Sunday, May 26, 2013

@TCFKSM: Jason Stanford rightly states "Time to Stop Waiting for Superman"

First published on @TCFKSM on May 26, 2013


"According to Whitmire, Rhee and Fenty should have paid heed to the "fears" of African Americans, but not because there were any actual race issues during Rhee's tenure. Racism in DC is all done now--all that racism and "experimentation" is history and happened 1960s and 1970s. According to Whitmire, black people in DC perceived racism under Rhee, but it was all in their over-sensitive, incompetent little heads." — Rachel Levy

Michelle Rhee, champion of corporate ProfitsFirstAs Michelle Rhee's destructive trail of bigotry, deception, and duplicity comes under more and more scrutiny every day, her list of detractors expands, and her reptilian defenders back ever further into their rocky crevices.

The John Merrow work has seemingly given more mainstream writers a license to speak truth to Rhee and her handlers' power. It's nice to know that the dark past when anyone challenging Eli Broad's snarling TFA lapdog was immediately chastised as a strident defender of the status quo by poverty pimps including Jonathan Alter, Alexander Russo, Jay Mathews, and Richard Whitmire is long gone. Now it's open season on the broom wielding darling of the corporate education reform cabal, and I couldn't be more overjoyed.

A piece I missed earlier this week was Jason Stanford's Time to Stop Waiting for Superman. Despite being written by a mainstream Democrat, it's entirely honest and draws all the right conclusions. The piece opens with the Rhee's regime of cheating in DC, and he gives an excellent overview of Rhee's tawdry career as an anthophila assassinating corporate education reformer.

Stanford's analysis asks important questions like "If Rhee's success was fake, is there any evidence that high-stakes testing works?" His commentary cites the The Broader, Bolder Approach to Education study and it also attacks the long standing lie of improved NAEP scores for children of color under Rhee's tyrannical rule of DC schools.

Never one to avoid piling on, I had the following to say following Stanford's article:

Somewhere corporate propagandists Richard Whitmire and Davis Guggenheim are cringing that their elaborate campaign of mendacity propping up this vile woman is finally being exposed for what it is. Jason Stanford's brilliant essay brings together all of the latest evidence against the "warrior woman" in a concise way that should have us all calling to see Rhee frog marched to the dock at The Hague.

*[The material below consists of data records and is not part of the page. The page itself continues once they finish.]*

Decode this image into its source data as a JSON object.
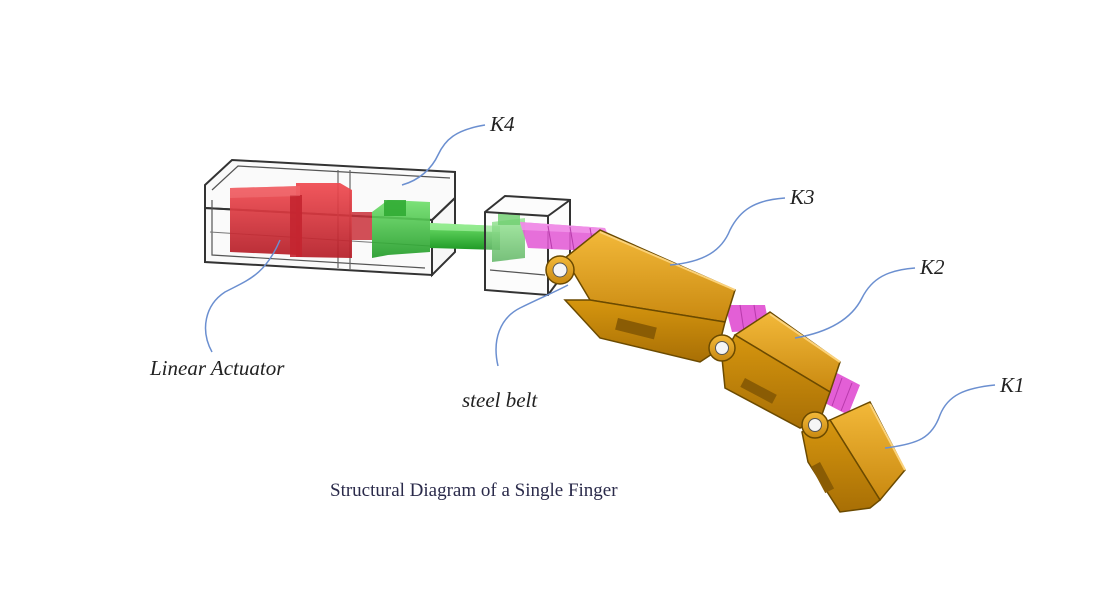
{
  "labels": {
    "k4": "K4",
    "k3": "K3",
    "k2": "K2",
    "k1": "K1",
    "linear_actuator": "Linear Actuator",
    "steel_belt": "steel belt"
  },
  "caption": "Structural Diagram of a Single Finger",
  "colors": {
    "actuator": "#d9313a",
    "slider": "#35b83a",
    "steel_belt": "#e35fd6",
    "phalanx": "#e8a61d",
    "housing_outline": "#333333",
    "leader_line": "#6b8fd0"
  }
}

The thing we need to realize is that it's us dissidents that created the space for these more mainstream attacks on the corporate reform machine. We speak truth to power regardless of the season. A few years ago, no one would have ever thought that Rhee and her policies were anything but untouchable, given the momentum of corporate reform. It's a testament to our perseverance that in this age of digital memory holes, the truth is still coming out about Rhee and her ilk. Let's keep our garlic and crosses handy, it's time to drive stakes through the frigid heart of corporate education reform.